The engineered heart tissues were grown in a ring to better mimic live human hearts. Courtesy of Elizabeth McNally, MD, PhD.

Next, scientists attached the engineered hearts to tiny, flexible sensors which recorded muscle and electrical activity in real time. The sensors were developed in collaboration with John A. Rogers, PhD, the Louis Simpson and Kimberly Querrey Professor of Materials Science and Engineering, Biomedical Engineering and Neurological Surgery, who was a co-senior author of the study, along with Igor Efimov, PhD, professor of Biomedical Engineering and of Medicine in the Division of Cardiology.

Finally, investigators induced irregular heartbeats in the cells and tested how the tissues responded to drugs normally used in patients to stabilize heart rhythms. Two types of commonly used heart drugs were tested, and both returned the tissues’ heartbeats to normal, according to the study.

“It’s been a struggle to characterize electrical properties well in these kinds of tissues,” said Dominic Fullenkamp, ’14 MD, ’12 PhD,  ’16 ‘21 GME, assistant professor of Medicine in the Division of Cardiology and first author of the study. “This platform can tell us about the propensity of patients to develop arrhythmias. It can allow us to take an EKG on the tissues themselves, similar to how we interrogate the electoral properties of the patient’s heart in the clinic. That’s the real advantage.”

Dominic Fullenkamp, ’14 MD, ’12 PhD, ’16 ‘21 GME, assistant professor of Medicine in the Division of Cardiology, was first author of the study.

In addition to allowing clinicians to study individualized models of their patients’ hearts, the ability to monitor function in engineered tissues may accelerate heart research more broadly, McNally said.

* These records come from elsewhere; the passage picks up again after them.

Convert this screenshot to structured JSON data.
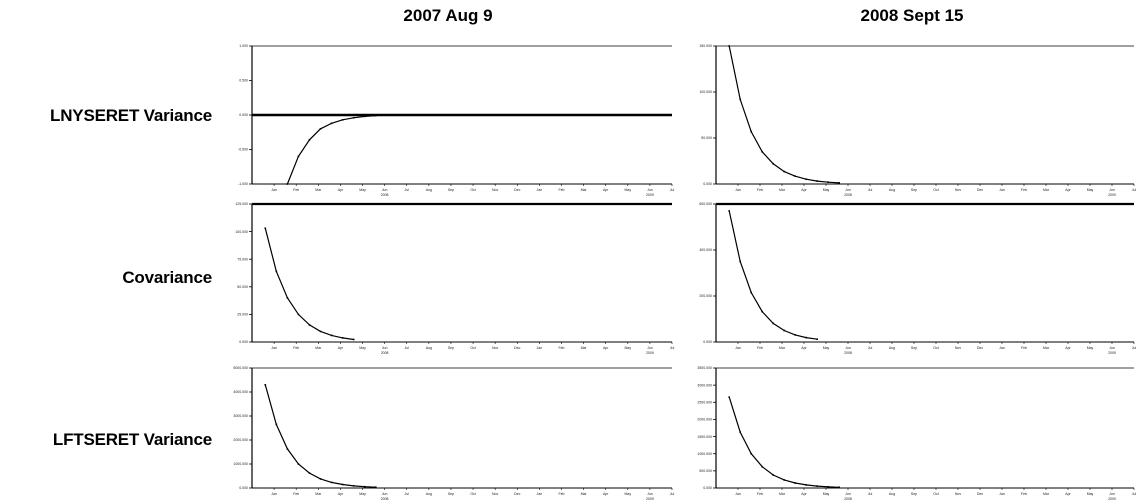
{
  "columns": [
    "2007 Aug 9",
    "2008 Sept 15"
  ],
  "rows": [
    "LNYSERET Variance",
    "Covariance",
    "LFTSERET Variance"
  ],
  "chart_data": [
    {
      "type": "line",
      "title": "2007 Aug 9",
      "row": "LNYSERET Variance",
      "x": [
        1,
        1.5,
        2,
        2.5,
        3,
        3.5,
        4,
        4.5,
        5
      ],
      "y": [
        -1.0,
        -0.6,
        -0.36,
        -0.2,
        -0.12,
        -0.07,
        -0.04,
        -0.02,
        -0.01
      ],
      "ylim": [
        -1.0,
        1.0
      ],
      "baseline": 0,
      "ytick_labels": [
        "-1.000",
        "-0.500",
        "0.000",
        "0.500",
        "1.000"
      ]
    },
    {
      "type": "line",
      "title": "2008 Sept 15",
      "row": "LNYSERET Variance",
      "x": [
        0,
        0.5,
        1,
        1.5,
        2,
        2.5,
        3,
        3.5,
        4,
        4.5,
        5
      ],
      "y": [
        150000,
        92000,
        57000,
        35000,
        22000,
        13500,
        8500,
        5200,
        3200,
        2000,
        1200
      ],
      "ylim": [
        0,
        150000
      ],
      "ytick_labels": [
        "0.000",
        "50.000",
        "100.000",
        "150.000"
      ]
    },
    {
      "type": "line",
      "title": "2007 Aug 9",
      "row": "Covariance",
      "x": [
        0,
        0.5,
        1,
        1.5,
        2,
        2.5,
        3,
        3.5,
        4
      ],
      "y": [
        103000,
        64000,
        40000,
        25000,
        15500,
        9600,
        6000,
        3700,
        2300
      ],
      "ylim": [
        0,
        125000
      ],
      "ytick_labels": [
        "0.000",
        "25.000",
        "50.000",
        "75.000",
        "100.000",
        "125.000"
      ]
    },
    {
      "type": "line",
      "title": "2008 Sept 15",
      "row": "Covariance",
      "x": [
        0,
        0.5,
        1,
        1.5,
        2,
        2.5,
        3,
        3.5,
        4
      ],
      "y": [
        570000,
        350000,
        215000,
        132000,
        81000,
        50000,
        31000,
        19000,
        12000
      ],
      "ylim": [
        0,
        600000
      ],
      "ytick_labels": [
        "0.000",
        "200.000",
        "400.000",
        "600.000"
      ]
    },
    {
      "type": "line",
      "title": "2007 Aug 9",
      "row": "LFTSERET Variance",
      "x": [
        0,
        0.5,
        1,
        1.5,
        2,
        2.5,
        3,
        3.5,
        4,
        4.5,
        5
      ],
      "y": [
        4300000,
        2650000,
        1630000,
        1000000,
        620000,
        380000,
        235000,
        145000,
        89000,
        55000,
        34000
      ],
      "ylim": [
        0,
        5000000
      ],
      "ytick_labels": [
        "0.000",
        "1000.000",
        "2000.000",
        "3000.000",
        "4000.000",
        "5000.000"
      ]
    },
    {
      "type": "line",
      "title": "2008 Sept 15",
      "row": "LFTSERET Variance",
      "x": [
        0,
        0.5,
        1,
        1.5,
        2,
        2.5,
        3,
        3.5,
        4,
        4.5,
        5
      ],
      "y": [
        2650000,
        1630000,
        1000000,
        620000,
        380000,
        235000,
        145000,
        89000,
        55000,
        34000,
        21000
      ],
      "ylim": [
        0,
        3500000
      ],
      "ytick_labels": [
        "0.000",
        "500.000",
        "1000.000",
        "1500.000",
        "2000.000",
        "2500.000",
        "3000.000",
        "3500.000"
      ]
    }
  ],
  "month_ticks": [
    "Jan",
    "Feb",
    "Mar",
    "Apr",
    "May",
    "Jun",
    "Jul",
    "Aug",
    "Sep",
    "Oct",
    "Nov",
    "Dec",
    "Jan",
    "Feb",
    "Mar",
    "Apr",
    "May",
    "Jun",
    "Jul"
  ],
  "year_labels": [
    "2008",
    "2009"
  ]
}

“The next step is to figure out how to manufacture some of these little devices so that other people in the field are able to use these as well,” McNally said.

Using engineered heart tissues may alleviate some need for animal models in cardiac research, McNally said, and provide a human model for live hearts.

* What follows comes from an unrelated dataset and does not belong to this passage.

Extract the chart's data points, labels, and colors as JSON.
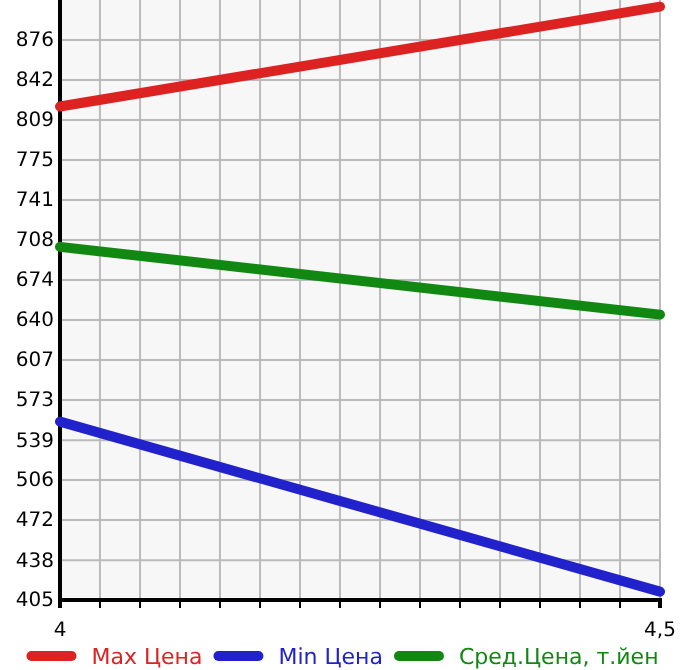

“If we get results out of the tissues that predict what happens in humans, that’s incredibly valuable for us,” McNally said. “We’ve used animal models in our field for a long time, but animal models only go so far in terms of predicting what’s going to happen in humans. This could decrease the amount of animal work that has to be done. We think having human cells is a good first step in being able to do that.”

The study was supported by the Querrey-Simpson Institute for Bioelectronics at Northwestern University and funding from National Institutes of Health grants HL168758, NIH HL128075, NIH K08HL 163392, NIH HL167813, as well as the Leducq Foundation.